BERTopic icon indicating copy to clipboard operation
BERTopic copied to clipboard

Saving a model takes forever.. How to avoid?

Open shsh88 opened this issue 3 years ago • 4 comments

Thank you for this great tool and your support.

I have trained a Bertopic model on 7917 Reddit posts with calculate_probabilities=True Training the model took ~ 6 min but saving until now more than 24 hours have passed! Is that normal?

Thanks,

shsh88 avatar Sep 07 '22 07:09 shsh88

No, it's not normal, pal.
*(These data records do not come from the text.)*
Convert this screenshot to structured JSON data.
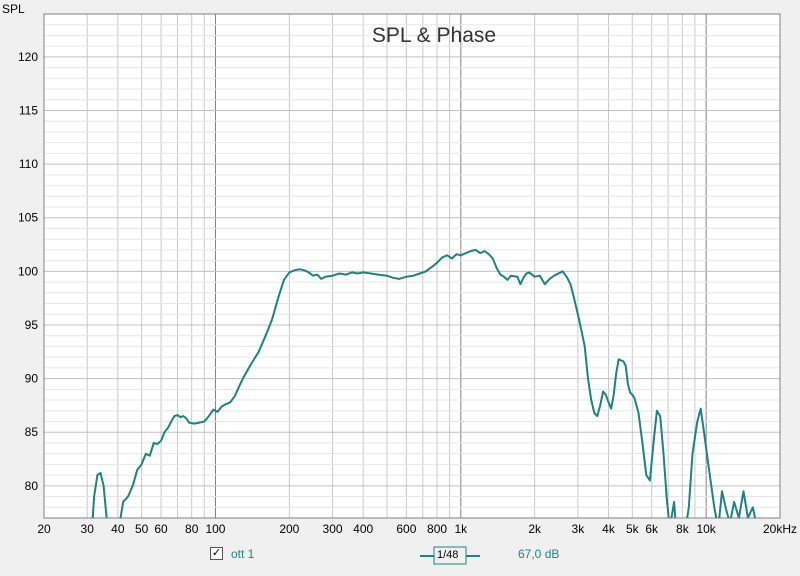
{
  "chart_data": {
    "type": "line",
    "title": "SPL & Phase",
    "ylabel": "SPL",
    "xlabel": "",
    "x_scale": "log",
    "xlim": [
      20,
      20000
    ],
    "ylim": [
      77,
      124
    ],
    "x_ticks": [
      {
        "v": 20,
        "label": "20"
      },
      {
        "v": 30,
        "label": "30"
      },
      {
        "v": 40,
        "label": "40"
      },
      {
        "v": 50,
        "label": "50"
      },
      {
        "v": 60,
        "label": "60"
      },
      {
        "v": 80,
        "label": "80"
      },
      {
        "v": 100,
        "label": "100"
      },
      {
        "v": 200,
        "label": "200"
      },
      {
        "v": 300,
        "label": "300"
      },
      {
        "v": 400,
        "label": "400"
      },
      {
        "v": 600,
        "label": "600"
      },
      {
        "v": 800,
        "label": "800"
      },
      {
        "v": 1000,
        "label": "1k"
      },
      {
        "v": 2000,
        "label": "2k"
      },
      {
        "v": 3000,
        "label": "3k"
      },
      {
        "v": 4000,
        "label": "4k"
      },
      {
        "v": 5000,
        "label": "5k"
      },
      {
        "v": 6000,
        "label": "6k"
      },
      {
        "v": 8000,
        "label": "8k"
      },
      {
        "v": 10000,
        "label": "10k"
      },
      {
        "v": 20000,
        "label": "20kHz"
      }
    ],
    "y_ticks": [
      80,
      85,
      90,
      95,
      100,
      105,
      110,
      115,
      120
    ],
    "grid": true,
    "series": [
      {
        "name": "ott 1",
        "color": "#1e8282",
        "points": [
          [
            31,
            74
          ],
          [
            32,
            79
          ],
          [
            33,
            81
          ],
          [
            34,
            81.2
          ],
          [
            35,
            80
          ],
          [
            36,
            77
          ],
          [
            37,
            74
          ],
          [
            40,
            74
          ],
          [
            41,
            77
          ],
          [
            42,
            78.5
          ],
          [
            44,
            79
          ],
          [
            46,
            80
          ],
          [
            48,
            81.5
          ],
          [
            50,
            82
          ],
          [
            52,
            83
          ],
          [
            54,
            82.8
          ],
          [
            56,
            84
          ],
          [
            58,
            83.9
          ],
          [
            60,
            84.2
          ],
          [
            62,
            85
          ],
          [
            64,
            85.4
          ],
          [
            66,
            86
          ],
          [
            68,
            86.5
          ],
          [
            70,
            86.6
          ],
          [
            72,
            86.4
          ],
          [
            74,
            86.5
          ],
          [
            76,
            86.3
          ],
          [
            78,
            85.9
          ],
          [
            82,
            85.8
          ],
          [
            86,
            85.9
          ],
          [
            90,
            86
          ],
          [
            94,
            86.5
          ],
          [
            98,
            87.1
          ],
          [
            102,
            86.9
          ],
          [
            106,
            87.4
          ],
          [
            110,
            87.6
          ],
          [
            115,
            87.8
          ],
          [
            120,
            88.4
          ],
          [
            125,
            89.3
          ],
          [
            130,
            90.1
          ],
          [
            140,
            91.4
          ],
          [
            150,
            92.5
          ],
          [
            160,
            94
          ],
          [
            170,
            95.5
          ],
          [
            180,
            97.5
          ],
          [
            190,
            99.2
          ],
          [
            200,
            99.9
          ],
          [
            210,
            100.1
          ],
          [
            220,
            100.2
          ],
          [
            230,
            100.1
          ],
          [
            240,
            99.9
          ],
          [
            250,
            99.6
          ],
          [
            260,
            99.7
          ],
          [
            270,
            99.3
          ],
          [
            280,
            99.5
          ],
          [
            300,
            99.6
          ],
          [
            320,
            99.8
          ],
          [
            340,
            99.7
          ],
          [
            360,
            99.9
          ],
          [
            380,
            99.8
          ],
          [
            400,
            99.9
          ],
          [
            430,
            99.8
          ],
          [
            460,
            99.7
          ],
          [
            500,
            99.6
          ],
          [
            530,
            99.4
          ],
          [
            560,
            99.3
          ],
          [
            600,
            99.5
          ],
          [
            640,
            99.6
          ],
          [
            680,
            99.8
          ],
          [
            720,
            100
          ],
          [
            760,
            100.4
          ],
          [
            800,
            100.8
          ],
          [
            840,
            101.3
          ],
          [
            880,
            101.5
          ],
          [
            920,
            101.2
          ],
          [
            960,
            101.6
          ],
          [
            1000,
            101.5
          ],
          [
            1050,
            101.7
          ],
          [
            1100,
            101.9
          ],
          [
            1150,
            102
          ],
          [
            1200,
            101.7
          ],
          [
            1250,
            101.9
          ],
          [
            1300,
            101.6
          ],
          [
            1350,
            101.2
          ],
          [
            1400,
            100.3
          ],
          [
            1450,
            99.7
          ],
          [
            1500,
            99.5
          ],
          [
            1550,
            99.2
          ],
          [
            1600,
            99.6
          ],
          [
            1700,
            99.5
          ],
          [
            1750,
            98.8
          ],
          [
            1800,
            99.4
          ],
          [
            1850,
            99.8
          ],
          [
            1900,
            99.9
          ],
          [
            2000,
            99.5
          ],
          [
            2100,
            99.6
          ],
          [
            2200,
            98.8
          ],
          [
            2300,
            99.3
          ],
          [
            2400,
            99.6
          ],
          [
            2500,
            99.8
          ],
          [
            2600,
            100
          ],
          [
            2700,
            99.5
          ],
          [
            2800,
            98.8
          ],
          [
            2900,
            97.4
          ],
          [
            3000,
            96
          ],
          [
            3100,
            94.5
          ],
          [
            3200,
            93
          ],
          [
            3300,
            90
          ],
          [
            3400,
            88
          ],
          [
            3500,
            86.8
          ],
          [
            3600,
            86.5
          ],
          [
            3700,
            87.5
          ],
          [
            3800,
            88.8
          ],
          [
            3900,
            88.5
          ],
          [
            4000,
            87.8
          ],
          [
            4100,
            87.2
          ],
          [
            4200,
            88.5
          ],
          [
            4300,
            90.5
          ],
          [
            4400,
            91.8
          ],
          [
            4600,
            91.6
          ],
          [
            4700,
            91.2
          ],
          [
            4800,
            89.5
          ],
          [
            4900,
            88.7
          ],
          [
            5000,
            88.5
          ],
          [
            5100,
            88.2
          ],
          [
            5300,
            86.8
          ],
          [
            5500,
            84
          ],
          [
            5700,
            81
          ],
          [
            5900,
            80.5
          ],
          [
            6100,
            84
          ],
          [
            6300,
            87
          ],
          [
            6500,
            86.5
          ],
          [
            6700,
            83
          ],
          [
            6900,
            79
          ],
          [
            7100,
            76
          ],
          [
            7400,
            78.5
          ],
          [
            7600,
            75
          ],
          [
            8000,
            74
          ],
          [
            8500,
            78
          ],
          [
            8800,
            83
          ],
          [
            9200,
            86
          ],
          [
            9500,
            87.2
          ],
          [
            9800,
            85
          ],
          [
            10200,
            82
          ],
          [
            10500,
            80
          ],
          [
            10800,
            78
          ],
          [
            11200,
            76
          ],
          [
            11600,
            79.5
          ],
          [
            12000,
            78
          ],
          [
            12500,
            76.5
          ],
          [
            13000,
            78.5
          ],
          [
            13600,
            77
          ],
          [
            14200,
            79.5
          ],
          [
            14800,
            77
          ],
          [
            15500,
            78
          ],
          [
            16000,
            76.5
          ]
        ]
      }
    ]
  },
  "legend": {
    "checkbox_mark": "✓",
    "series_label": "ott 1",
    "smoothing_label": "1/48",
    "level": "67,0 dB"
  }
}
I dunno why's that happening to you.

diegopaucarv avatar Sep 07 '22 22:09 diegopaucarv

Could you share your entire code for training and saving your BERTopic model? Also, which version of BERTopic are you using?

MaartenGr avatar Sep 08 '22 08:09 MaartenGr

This the code.. I commented out the line os.environ["TOKENIZERS_PARALLELISM"] = "false" and now the model is saved !

I'll test with other variations as well

import pandas as pd
from bertopic import BERTopic
from sentence_transformers import SentenceTransformer
from sklearn.feature_extraction.text import CountVectorizer

#import os
# os.environ["TOKENIZERS_PARALLELISM"] = "false"

training_dataset = pd.read_csv( './data/train_all.csv')

training_dataset.title_text = training_dataset.title_text.astype(str)
docs = training_dataset.title_text.to_list()

vectorizer_model = CountVectorizer(# ngram_range=(1, 2), 
                                   stop_words='english')

sentence_model = SentenceTransformer("all-MiniLM-L6-v2")
embeddings = sentence_model.encode(docs, show_progress_bar=True)

topic_model = BERTopic(calculate_probabilities=True,
                       vectorizer_model=vectorizer_model,
                       embedding_model=sentence_model,
                       # diversity=0.2
                       )

topic_model.fit_transform(docs, embeddings)

topic_model.save("model", save_embedding_model=True)

shsh88 avatar Sep 08 '22 08:09 shsh88

Glad to hear that you found the solution! This will definitely help out others having similar issues.

MaartenGr avatar Sep 10 '22 08:09 MaartenGr